Non, je ne veux pas. On m'arrache à ma si courte liberté, je suis oppressée entre mon siège et ma ceinture avec l'impression de me fondre dans le cuire noir du premier. Pour me remonter le moral, la veille, Kaya m'a lancé dans une partie endiablée de volley-ball avec des inconnus. Ensuite nous avons bronzé un instant et la voilà avec un coup de soleil dans la nuque; et puis, on est partie. Plus la nuit tombait, plus mon coeur s'émiettait. J'ai passé une merveilleuse journée malgré le fait que j'étais rongée par la peur du lendemain; une dernière nuit en voiture, un dernier sourire avant de plonger dans les bras de Morphée. Je crois que j'ai pleuré cette nuit là, mes yeux rouges et irrités me trahissent. En cet instant précis je suis sur la route où la circulation bat son plein alors que je m'efforce d'arrêter de penser aux conséquences de mes actes. Et Kaya? Qu'en pense-t-elle? Vais-je me risquer à lui poser la question?

"Je n'en pense rien du tout." Ai-je comme réponse. "Il faut apprendre à vivre et laisser vivre sans trop se poser de question. Sans quoi tu vis dans l'angoisse et la peur à longueur de temps."

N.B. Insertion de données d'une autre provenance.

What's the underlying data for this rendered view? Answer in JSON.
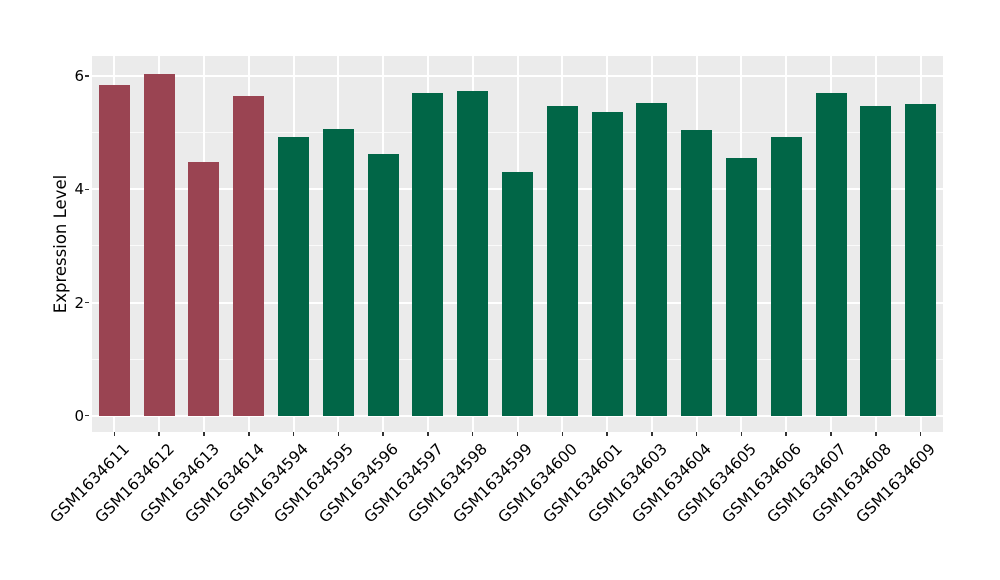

Je la regarde, les yeux brillants d'admiration. Je suis impressionnée, envieuse de sa façon de penser. C'est si simple de bien vivre finalement. Et pourtant si difficile à la fois... Je hoche la tête et me recale dans mon siège en la laissant conduire et tourne le volume de la radio plus fort en fermant les yeux. J'ai beau ne pas aimer la musique qui passe, je me laisse transporter dans sa mélodie en laissant passer le trajet de Camden jusqu'à chez nous. Vivre et laisser vivre.

***

Ça fait mal, très mal de devoir lâcher la personne avec qui vous venez de vivre tant de choses extraordinaires. Mais je suis bien obligée de déposer Kaya chez elle. Je serais bien restée dans son appartement mais premièrement, ce serait lâche, deuxièmement, j'ai envie d'être un peu seule et de retrouver ma chambre, troisièmement je veux prendre une douche plus que tout au monde. Et puis je pourrais la kidnapper aussi, mais ce serait mal vu, voyons. Elle doit elle aussi faire face à des problèmes à présent et je ne veux surtout pas m'immiscer dedans; j'ai déjà les miens à régler, c'est amplement suffisant. Je la serre une dernière fois dans mes bras, fort, très fort, et la lâche malgré moi. Elle prend ma main avant de refermer la portière.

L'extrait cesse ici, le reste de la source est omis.